DATE=$(date +%Y%m%d_%H%M%S)
# Create backup directory
mkdir -p "$BACKUP_DIR"
# Backup CoreDNS configuration
podman volume export coredns-config > "$BACKUP_DIR/coredns-config-$DATE.tar"
# Backup StepCA data
podman volume export stepca-data > "$BACKUP_DIR/stepca-data-$DATE.tar"
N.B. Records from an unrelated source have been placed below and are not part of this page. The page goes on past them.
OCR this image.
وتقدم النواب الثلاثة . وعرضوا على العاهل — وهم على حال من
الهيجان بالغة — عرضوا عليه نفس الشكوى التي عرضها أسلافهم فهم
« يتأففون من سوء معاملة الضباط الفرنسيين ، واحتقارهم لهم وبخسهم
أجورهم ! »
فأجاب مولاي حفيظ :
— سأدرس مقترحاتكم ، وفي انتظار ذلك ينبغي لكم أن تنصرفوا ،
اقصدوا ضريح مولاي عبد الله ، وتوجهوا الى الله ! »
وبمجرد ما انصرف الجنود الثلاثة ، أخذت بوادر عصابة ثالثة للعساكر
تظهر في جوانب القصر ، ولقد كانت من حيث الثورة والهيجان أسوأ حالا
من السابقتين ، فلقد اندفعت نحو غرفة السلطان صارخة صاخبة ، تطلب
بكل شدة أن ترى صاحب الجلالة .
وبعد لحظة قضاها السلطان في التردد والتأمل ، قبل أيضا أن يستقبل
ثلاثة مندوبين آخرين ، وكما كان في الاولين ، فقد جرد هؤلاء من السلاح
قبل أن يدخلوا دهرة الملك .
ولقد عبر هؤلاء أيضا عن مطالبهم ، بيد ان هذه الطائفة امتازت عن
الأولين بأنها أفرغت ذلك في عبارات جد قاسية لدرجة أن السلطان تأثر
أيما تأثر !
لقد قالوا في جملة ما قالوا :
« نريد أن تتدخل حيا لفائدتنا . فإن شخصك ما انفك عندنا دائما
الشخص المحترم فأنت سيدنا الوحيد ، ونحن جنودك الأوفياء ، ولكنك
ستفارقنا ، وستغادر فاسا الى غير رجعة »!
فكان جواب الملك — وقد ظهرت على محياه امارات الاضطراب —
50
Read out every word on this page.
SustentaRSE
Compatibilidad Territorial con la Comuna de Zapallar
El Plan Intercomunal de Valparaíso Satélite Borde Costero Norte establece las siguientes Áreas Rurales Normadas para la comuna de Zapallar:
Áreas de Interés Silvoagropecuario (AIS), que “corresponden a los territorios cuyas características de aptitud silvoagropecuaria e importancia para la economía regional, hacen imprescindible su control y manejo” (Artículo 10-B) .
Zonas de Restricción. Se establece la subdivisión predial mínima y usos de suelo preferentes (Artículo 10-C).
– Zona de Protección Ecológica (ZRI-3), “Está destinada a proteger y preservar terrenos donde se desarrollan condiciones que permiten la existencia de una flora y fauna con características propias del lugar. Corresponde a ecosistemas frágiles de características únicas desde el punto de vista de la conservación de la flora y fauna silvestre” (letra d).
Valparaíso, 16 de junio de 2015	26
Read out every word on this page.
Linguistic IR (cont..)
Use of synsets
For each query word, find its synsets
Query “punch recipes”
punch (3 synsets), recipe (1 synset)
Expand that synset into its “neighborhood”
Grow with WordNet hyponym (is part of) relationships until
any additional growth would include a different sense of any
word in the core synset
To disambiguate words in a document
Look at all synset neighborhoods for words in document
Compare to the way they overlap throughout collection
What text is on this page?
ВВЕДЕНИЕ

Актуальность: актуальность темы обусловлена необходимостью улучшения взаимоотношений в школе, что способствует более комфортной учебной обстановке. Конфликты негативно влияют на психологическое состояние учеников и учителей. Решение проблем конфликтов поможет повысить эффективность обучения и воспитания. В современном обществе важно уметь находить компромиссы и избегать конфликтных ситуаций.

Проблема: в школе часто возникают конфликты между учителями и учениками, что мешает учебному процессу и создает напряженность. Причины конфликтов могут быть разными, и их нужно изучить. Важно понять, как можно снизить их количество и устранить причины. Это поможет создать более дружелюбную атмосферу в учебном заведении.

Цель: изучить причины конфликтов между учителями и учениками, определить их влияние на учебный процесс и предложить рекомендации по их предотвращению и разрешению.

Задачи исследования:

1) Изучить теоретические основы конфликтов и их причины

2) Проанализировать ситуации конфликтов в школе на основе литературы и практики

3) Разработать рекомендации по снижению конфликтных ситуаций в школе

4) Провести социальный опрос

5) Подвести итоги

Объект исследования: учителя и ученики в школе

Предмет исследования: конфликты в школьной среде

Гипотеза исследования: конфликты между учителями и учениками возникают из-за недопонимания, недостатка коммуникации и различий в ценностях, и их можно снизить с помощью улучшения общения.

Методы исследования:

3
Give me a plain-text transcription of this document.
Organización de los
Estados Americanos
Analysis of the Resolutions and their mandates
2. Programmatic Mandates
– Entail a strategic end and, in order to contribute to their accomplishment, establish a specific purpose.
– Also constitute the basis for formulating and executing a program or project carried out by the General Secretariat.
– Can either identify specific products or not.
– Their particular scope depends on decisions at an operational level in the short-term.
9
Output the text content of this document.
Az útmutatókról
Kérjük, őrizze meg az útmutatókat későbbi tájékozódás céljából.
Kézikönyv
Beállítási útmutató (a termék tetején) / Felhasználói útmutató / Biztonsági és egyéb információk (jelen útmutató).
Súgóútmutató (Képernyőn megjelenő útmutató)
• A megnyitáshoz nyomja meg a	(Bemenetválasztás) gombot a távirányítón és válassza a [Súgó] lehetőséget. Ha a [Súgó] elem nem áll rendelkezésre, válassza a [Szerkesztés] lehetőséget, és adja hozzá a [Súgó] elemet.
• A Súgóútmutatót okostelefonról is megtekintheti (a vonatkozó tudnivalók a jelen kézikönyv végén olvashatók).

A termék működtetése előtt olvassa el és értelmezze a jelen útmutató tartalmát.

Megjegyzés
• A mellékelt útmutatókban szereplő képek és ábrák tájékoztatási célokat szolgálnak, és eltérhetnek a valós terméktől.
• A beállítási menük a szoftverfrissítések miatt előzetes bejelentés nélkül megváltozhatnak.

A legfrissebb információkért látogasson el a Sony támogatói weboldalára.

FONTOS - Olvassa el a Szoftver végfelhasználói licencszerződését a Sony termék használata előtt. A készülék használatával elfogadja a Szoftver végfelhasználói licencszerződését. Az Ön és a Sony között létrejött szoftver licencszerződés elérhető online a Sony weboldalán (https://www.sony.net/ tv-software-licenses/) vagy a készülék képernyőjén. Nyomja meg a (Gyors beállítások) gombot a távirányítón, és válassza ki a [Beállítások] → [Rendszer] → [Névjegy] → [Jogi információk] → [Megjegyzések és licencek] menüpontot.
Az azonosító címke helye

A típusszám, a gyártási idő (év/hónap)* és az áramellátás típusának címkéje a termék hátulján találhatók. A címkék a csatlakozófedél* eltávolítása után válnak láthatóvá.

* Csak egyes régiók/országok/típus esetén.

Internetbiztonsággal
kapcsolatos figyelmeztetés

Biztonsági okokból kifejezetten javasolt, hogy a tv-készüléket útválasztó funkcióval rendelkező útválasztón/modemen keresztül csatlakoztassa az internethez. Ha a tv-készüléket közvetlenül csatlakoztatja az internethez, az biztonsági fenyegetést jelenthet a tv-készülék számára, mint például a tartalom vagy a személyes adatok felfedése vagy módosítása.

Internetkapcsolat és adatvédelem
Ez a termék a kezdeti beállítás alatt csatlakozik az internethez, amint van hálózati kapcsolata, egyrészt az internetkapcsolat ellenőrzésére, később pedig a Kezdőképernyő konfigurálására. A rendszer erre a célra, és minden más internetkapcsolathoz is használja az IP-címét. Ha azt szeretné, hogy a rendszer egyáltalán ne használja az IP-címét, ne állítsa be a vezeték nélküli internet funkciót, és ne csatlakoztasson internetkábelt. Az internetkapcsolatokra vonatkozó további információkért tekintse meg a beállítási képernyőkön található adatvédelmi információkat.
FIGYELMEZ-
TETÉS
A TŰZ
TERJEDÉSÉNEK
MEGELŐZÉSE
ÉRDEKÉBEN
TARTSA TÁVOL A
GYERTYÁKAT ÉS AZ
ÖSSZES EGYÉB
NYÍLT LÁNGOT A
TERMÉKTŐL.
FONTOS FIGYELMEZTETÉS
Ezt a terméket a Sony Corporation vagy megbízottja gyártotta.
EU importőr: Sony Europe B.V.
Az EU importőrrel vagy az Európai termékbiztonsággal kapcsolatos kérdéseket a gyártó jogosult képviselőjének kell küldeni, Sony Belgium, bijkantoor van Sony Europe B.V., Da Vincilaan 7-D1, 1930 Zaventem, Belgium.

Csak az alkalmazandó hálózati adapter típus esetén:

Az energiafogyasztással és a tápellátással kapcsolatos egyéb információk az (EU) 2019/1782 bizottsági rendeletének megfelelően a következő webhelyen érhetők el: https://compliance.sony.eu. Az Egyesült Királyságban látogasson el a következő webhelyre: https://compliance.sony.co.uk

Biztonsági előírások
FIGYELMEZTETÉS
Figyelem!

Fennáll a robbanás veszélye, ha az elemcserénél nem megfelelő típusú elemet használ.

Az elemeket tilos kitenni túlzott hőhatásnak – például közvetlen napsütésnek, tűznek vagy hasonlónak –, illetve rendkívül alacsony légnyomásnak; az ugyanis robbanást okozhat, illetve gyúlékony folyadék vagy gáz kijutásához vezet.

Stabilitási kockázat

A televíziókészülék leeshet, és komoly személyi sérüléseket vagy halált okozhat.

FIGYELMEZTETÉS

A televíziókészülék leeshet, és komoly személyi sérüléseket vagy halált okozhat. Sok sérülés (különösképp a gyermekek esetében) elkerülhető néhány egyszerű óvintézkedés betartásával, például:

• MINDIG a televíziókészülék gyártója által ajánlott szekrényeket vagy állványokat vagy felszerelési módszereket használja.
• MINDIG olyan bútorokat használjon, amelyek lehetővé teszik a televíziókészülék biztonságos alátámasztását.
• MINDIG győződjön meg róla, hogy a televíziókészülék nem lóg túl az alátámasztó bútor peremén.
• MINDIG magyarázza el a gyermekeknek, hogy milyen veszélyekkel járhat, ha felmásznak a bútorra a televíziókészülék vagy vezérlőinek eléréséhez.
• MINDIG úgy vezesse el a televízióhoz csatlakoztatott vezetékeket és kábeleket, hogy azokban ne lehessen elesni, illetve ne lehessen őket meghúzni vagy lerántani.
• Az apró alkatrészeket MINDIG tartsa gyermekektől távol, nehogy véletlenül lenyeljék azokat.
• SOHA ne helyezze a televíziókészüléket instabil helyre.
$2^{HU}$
# Backup Quadlet configurations
tar -czf "$BACKUP_DIR/quadlet-configs-$DATE.tar.gz" /etc/containers/systemd/
# Keep only last 7 days of backups
find "$BACKUP_DIR" -name "*.tar*" -mtime +7 -delete
Update Procedures
# Update container images
sudo podman pull docker.io/coredns/coredns:latest
sudo podman pull docker.io/smallstep/step-ca:latest
# Update Quadlet files with new image tags
sudo sed -i 's/coredns:1.11.1/coredns:latest/g' /etc/containers/systemd/coredns.container
sudo sed -i 's/step-ca:0.24.0/step-ca:latest/g' /etc/containers/systemd/stepca.container
# Restart services
sudo systemctl restart coredns.container
sudo systemctl restart stepca.container
Troubleshooting Guide
Common Issues and Solutions
-
Container Fails to Start
# Check for port conflicts sudo ss -tlnp | grep -E ':53|:443' # Verify SELinux context ls -Z /etc/containers/systemd/ -
DNS Resolution Failures
# Test CoreDNS directly dig @localhost invinsense # Check CoreDNS logs sudo podman logs coredns -
Certificate Issues
# Verify StepCA is initialized sudo podman exec stepca step ca health # Check certificate chain openssl s_client -connect ca.invinsense:443 -showcerts
Debug Commands
# Enable debug logging for CoreDNS
sudo podman exec coredns kill -USR1 1
# View detailed container inspect
sudo podman inspect coredns stepca
# Check systemd unit status
systemctl status container-*.service
Performance Metrics
graph LR
subgraph "Performance Monitoring"
A[CoreDNS Metrics] --> B[Query Rate]
A --> C[Cache Hit Ratio]
A --> D[Response Time]
E[StepCA Metrics] --> F[Certificate Issued]
E --> G[Request Latency]
E --> H[Error Rate]
end
style A fill:#4ecdc4,stroke:#087f5b,stroke-width:2px
style E fill:#74c0fc,stroke:#1971c2,stroke-width:2px
Conclusion
This comprehensive setup provides a production-ready DNS and PKI infrastructure on Fedora CoreOS using Podman Quadlet. The configuration offers:
- Seamless Integration: Native systemd integration through Quadlet
- High Security: SELinux policies, firewall rules, and container isolation
- Easy Maintenance: Automated updates and backup procedures
- Scalability: Ready for high-availability configurations
- Monitoring: Built-in metrics and health checks
Key advantages:
- No Kubernetes overhead
- Immutable infrastructure approach
- Declarative configuration
- Automatic service management
- Production-grade reliability
By following this guide, you can deploy a robust DNS and certificate infrastructure that’s both secure and maintainable, perfect for internal networks and development environments.